Moreover, where climate change is identified as a risk or opportunity, voluntary and mandatory reporting are strikingly inconsistent. Only around half of the companies that present climate change as a risk in their (group) management reports discuss it in detail in their voluntary communications, citing relevant KPIs and targets. Similarly, only a minority of companies that voluntarily present climate-friendly or sustainable products describe climate change as an opportunity in their (group) management reports. (charts 07 and 08)
The study revealed that the companies surveyed are fundamentally aware of the problems of climate change, their associated responsibility, and the growing interest of their customers and other stakeholders in sustainability-related information. This is particularly evident from the fact that the vast majority of the companies report, at least on a voluntary basis, on their range of sustainable and climate-friendly products, as well as their handling of natural resources and associated solutions. A minority also already publish specific KPIs in various voluntarily published formats, for example on operational energy consumption and greenhouse gas emissions, and quantify the company’s goals with regard to a more conscious reckoning with nature and its resources. Compared to voluntary communications, mandatory reporting has so far been treated rather like a poor relation when it comes to sustainability-relevant information. It is becoming clear that many companies are not yet using the topic strategically and consistently to manage relevant risks and exploit potential opportunities.
Given the impending tightening of legal requirements arising from the current draft of the EU’s Corporate Sustainability Reporting Directive (CSRD), medium-sized companies can only be advised to take advantage of the grace period resulting from the proposed EU directive.
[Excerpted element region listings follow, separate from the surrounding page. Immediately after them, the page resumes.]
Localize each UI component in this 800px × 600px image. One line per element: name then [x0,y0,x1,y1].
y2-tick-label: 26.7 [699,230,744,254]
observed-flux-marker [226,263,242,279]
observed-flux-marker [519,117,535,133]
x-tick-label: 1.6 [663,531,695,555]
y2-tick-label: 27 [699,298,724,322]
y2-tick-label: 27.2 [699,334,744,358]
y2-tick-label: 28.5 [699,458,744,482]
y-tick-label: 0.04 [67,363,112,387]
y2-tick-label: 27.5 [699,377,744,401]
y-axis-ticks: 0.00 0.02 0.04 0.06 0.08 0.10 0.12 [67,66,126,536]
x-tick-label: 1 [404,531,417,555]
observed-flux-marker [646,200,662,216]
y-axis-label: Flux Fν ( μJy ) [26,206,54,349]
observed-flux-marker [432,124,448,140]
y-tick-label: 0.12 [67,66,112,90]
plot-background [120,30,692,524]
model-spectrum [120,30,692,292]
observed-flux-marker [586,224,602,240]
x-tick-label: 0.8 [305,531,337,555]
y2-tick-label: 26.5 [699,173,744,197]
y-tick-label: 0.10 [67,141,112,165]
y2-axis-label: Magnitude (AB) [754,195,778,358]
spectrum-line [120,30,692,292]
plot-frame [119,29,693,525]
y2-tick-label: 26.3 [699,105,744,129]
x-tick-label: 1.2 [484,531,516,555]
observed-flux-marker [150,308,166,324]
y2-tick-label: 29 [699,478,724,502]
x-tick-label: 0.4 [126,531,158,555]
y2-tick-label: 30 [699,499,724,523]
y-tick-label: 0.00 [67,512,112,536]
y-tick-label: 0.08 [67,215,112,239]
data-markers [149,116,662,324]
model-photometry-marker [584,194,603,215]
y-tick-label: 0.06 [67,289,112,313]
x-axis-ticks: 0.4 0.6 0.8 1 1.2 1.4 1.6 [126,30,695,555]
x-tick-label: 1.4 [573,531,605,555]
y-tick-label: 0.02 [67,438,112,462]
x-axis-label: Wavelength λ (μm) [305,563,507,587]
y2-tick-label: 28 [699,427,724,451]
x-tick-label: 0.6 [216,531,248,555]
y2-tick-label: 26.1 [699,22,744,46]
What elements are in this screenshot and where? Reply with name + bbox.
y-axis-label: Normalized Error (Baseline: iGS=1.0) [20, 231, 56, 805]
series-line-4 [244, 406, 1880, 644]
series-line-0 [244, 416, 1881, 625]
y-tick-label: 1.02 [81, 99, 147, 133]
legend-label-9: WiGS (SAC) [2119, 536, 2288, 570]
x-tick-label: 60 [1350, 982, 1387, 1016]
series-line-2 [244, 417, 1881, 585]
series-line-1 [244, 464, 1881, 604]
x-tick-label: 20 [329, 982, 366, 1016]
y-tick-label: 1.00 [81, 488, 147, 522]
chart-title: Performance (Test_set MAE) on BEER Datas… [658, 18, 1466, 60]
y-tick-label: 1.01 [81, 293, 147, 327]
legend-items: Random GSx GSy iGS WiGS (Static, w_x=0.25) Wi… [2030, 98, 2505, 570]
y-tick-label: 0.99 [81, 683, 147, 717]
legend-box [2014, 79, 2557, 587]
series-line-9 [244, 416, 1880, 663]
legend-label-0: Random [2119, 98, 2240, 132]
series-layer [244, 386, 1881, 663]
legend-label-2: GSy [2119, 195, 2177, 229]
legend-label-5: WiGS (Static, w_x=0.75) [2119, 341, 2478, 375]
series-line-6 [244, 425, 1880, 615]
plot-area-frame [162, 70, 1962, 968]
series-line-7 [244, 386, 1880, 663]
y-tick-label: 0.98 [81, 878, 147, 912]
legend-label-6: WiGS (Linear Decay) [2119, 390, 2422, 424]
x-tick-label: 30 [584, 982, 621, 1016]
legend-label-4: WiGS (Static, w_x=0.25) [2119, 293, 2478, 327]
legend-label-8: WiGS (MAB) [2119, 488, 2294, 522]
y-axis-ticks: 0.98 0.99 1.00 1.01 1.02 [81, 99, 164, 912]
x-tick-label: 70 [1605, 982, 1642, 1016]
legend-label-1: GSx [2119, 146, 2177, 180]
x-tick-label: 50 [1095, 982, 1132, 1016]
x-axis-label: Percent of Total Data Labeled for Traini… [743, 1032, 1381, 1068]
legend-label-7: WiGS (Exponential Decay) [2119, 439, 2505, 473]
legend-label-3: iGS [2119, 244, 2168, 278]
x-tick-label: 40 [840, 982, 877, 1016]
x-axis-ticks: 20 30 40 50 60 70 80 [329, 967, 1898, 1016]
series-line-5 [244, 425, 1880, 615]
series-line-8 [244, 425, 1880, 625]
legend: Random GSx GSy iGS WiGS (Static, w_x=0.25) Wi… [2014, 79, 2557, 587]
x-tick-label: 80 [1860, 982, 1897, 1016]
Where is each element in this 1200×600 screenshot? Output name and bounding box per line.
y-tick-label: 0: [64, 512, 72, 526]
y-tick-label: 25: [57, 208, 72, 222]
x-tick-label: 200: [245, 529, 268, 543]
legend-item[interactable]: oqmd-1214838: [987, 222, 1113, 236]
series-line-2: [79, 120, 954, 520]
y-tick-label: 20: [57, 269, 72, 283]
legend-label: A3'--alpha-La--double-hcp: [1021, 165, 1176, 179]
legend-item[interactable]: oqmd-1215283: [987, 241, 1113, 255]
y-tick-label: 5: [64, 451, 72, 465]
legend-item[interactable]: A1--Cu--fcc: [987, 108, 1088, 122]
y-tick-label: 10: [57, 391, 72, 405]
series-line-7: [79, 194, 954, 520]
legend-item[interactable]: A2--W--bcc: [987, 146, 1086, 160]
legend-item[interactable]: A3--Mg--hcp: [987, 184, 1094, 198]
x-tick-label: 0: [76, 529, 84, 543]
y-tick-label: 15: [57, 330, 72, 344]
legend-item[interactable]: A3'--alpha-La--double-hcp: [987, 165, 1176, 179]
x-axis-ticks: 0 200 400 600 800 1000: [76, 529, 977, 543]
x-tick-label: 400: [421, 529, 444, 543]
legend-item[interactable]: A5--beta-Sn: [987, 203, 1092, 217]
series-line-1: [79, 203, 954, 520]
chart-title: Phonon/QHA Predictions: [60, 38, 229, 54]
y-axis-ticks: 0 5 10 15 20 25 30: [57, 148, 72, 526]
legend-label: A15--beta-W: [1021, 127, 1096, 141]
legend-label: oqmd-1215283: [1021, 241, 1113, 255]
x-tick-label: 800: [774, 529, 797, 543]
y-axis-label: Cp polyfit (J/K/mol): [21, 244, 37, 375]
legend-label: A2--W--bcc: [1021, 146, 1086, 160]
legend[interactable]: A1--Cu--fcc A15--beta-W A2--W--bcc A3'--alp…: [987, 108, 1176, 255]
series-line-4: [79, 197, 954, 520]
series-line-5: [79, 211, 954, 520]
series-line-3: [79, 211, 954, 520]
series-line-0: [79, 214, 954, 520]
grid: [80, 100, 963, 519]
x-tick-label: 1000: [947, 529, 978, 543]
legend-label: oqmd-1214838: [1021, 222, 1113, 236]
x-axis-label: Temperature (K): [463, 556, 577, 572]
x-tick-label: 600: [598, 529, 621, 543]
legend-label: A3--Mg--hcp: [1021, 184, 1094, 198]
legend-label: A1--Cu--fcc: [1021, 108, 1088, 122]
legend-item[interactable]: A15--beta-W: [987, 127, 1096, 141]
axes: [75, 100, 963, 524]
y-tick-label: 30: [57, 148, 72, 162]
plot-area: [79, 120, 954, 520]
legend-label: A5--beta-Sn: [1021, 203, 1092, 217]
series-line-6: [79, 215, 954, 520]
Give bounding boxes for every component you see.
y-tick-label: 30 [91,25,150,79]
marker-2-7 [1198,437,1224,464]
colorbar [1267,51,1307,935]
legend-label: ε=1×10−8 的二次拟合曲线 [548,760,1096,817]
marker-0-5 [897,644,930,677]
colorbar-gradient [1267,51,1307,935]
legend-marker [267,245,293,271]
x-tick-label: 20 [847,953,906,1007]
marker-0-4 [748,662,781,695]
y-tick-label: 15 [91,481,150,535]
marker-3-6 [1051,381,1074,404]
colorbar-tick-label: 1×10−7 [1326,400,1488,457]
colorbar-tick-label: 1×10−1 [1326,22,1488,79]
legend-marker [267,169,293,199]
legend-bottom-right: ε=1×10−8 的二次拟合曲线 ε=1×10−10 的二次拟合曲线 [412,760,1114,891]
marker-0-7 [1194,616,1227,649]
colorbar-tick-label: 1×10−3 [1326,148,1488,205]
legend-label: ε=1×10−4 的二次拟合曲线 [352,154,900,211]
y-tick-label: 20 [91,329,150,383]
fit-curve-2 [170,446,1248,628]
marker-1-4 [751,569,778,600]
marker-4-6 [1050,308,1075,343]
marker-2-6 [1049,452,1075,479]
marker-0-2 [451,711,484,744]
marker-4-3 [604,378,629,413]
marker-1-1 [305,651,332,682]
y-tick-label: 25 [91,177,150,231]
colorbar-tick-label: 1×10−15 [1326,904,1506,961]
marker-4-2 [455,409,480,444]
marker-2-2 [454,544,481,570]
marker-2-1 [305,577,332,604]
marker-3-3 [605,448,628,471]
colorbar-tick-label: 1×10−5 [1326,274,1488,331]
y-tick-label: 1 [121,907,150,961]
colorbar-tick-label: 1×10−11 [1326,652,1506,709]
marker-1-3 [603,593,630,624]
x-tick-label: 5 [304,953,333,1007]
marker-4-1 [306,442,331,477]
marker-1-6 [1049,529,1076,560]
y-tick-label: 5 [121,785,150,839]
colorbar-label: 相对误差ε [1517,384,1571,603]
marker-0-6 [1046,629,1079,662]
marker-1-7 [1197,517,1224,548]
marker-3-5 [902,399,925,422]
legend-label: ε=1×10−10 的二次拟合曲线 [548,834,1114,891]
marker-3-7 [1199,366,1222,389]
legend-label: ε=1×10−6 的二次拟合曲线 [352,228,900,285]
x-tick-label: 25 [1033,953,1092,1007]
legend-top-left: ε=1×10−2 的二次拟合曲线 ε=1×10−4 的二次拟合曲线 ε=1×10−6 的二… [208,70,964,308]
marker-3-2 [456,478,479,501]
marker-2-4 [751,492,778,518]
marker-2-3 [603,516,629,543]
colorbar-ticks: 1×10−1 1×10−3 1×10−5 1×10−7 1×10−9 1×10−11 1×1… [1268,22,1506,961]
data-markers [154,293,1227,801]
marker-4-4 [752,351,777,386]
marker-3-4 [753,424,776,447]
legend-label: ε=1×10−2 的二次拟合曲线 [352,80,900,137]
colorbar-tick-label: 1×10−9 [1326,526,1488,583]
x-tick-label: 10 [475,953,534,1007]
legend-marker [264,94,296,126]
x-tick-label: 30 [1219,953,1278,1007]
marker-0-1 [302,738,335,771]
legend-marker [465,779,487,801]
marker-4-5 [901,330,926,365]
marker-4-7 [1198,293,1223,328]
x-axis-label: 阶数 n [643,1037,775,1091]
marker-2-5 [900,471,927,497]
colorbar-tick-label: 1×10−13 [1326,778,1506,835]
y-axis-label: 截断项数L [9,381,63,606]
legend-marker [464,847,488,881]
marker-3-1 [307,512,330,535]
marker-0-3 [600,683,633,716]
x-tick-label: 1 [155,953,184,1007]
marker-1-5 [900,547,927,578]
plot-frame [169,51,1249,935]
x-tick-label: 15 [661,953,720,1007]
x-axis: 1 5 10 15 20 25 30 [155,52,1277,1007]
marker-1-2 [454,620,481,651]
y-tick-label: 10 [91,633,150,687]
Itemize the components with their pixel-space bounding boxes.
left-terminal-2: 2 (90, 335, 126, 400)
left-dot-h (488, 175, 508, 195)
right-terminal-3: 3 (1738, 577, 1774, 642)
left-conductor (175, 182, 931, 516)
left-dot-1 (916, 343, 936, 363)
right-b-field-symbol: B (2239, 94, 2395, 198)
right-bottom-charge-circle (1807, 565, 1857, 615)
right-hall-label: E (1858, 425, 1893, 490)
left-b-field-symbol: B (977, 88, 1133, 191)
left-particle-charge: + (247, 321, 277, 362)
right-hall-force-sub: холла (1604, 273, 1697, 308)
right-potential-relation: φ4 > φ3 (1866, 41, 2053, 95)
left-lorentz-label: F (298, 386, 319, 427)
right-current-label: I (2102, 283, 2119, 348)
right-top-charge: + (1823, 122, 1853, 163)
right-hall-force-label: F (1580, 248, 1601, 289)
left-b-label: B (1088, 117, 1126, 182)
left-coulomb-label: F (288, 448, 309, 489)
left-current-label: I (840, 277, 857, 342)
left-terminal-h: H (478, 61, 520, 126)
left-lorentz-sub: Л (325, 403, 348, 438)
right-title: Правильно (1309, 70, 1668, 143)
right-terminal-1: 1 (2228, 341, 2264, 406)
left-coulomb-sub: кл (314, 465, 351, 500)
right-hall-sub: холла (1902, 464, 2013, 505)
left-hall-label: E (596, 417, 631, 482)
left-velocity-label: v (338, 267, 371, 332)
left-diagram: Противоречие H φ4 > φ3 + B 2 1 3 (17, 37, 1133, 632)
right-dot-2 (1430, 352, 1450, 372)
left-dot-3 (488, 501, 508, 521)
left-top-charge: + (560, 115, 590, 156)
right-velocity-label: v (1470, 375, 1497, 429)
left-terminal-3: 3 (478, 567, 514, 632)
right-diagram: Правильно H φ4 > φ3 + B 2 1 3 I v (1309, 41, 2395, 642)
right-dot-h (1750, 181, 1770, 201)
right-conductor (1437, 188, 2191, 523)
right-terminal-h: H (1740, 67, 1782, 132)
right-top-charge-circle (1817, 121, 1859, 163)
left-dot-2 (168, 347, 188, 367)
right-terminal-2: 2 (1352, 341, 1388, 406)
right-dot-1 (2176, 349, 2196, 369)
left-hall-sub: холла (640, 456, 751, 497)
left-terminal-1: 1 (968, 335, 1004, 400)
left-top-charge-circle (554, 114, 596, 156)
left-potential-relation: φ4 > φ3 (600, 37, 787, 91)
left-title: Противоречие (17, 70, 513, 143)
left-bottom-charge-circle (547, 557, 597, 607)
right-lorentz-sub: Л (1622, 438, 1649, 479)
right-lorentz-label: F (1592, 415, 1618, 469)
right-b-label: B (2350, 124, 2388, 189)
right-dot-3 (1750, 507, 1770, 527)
In particular, this applies to companies that have not yet dealt (in detail) with the topic of sustainability reporting. Here, it is important to bear in mind that sustainability reporting should be seen as an opportunity and as an important instrument of corporate communications. A clear sustainability strategy can act to secure a company a strategically advantageous position in the market and make a key contribution to its attractiveness in the eyes of customers, potential employees, and other business partners.
In an age of carbon-neutrality targets, political requirements, and rapidly changing awareness of the environment, climate, and sustainability, coherent and consistent reporting on the subject of sustainability is becoming increasingly important. In this context, companies need to embrace communications that are consistent throughout the business and are not contradicted by the financial reporting. It is no longer sufficient to report on sustainable products or general sustainability solutions. The capital market is also increasingly differentiating on the basis of how companies deal with the issue of sustainability. In other words, “greenwashing” will no longer do. What we need is a culture of sustainability promoted and embraced throughout a company, which must be reported on – not least for reasons of self-interest. The legislature has formulated clear ideas and will not hesitate to successively tighten reporting requirements. Alongside the capital market, it is especially medium-sized companies that must now report on the “good” things they do. In the end, after all, only long-term sustainable action can be successful.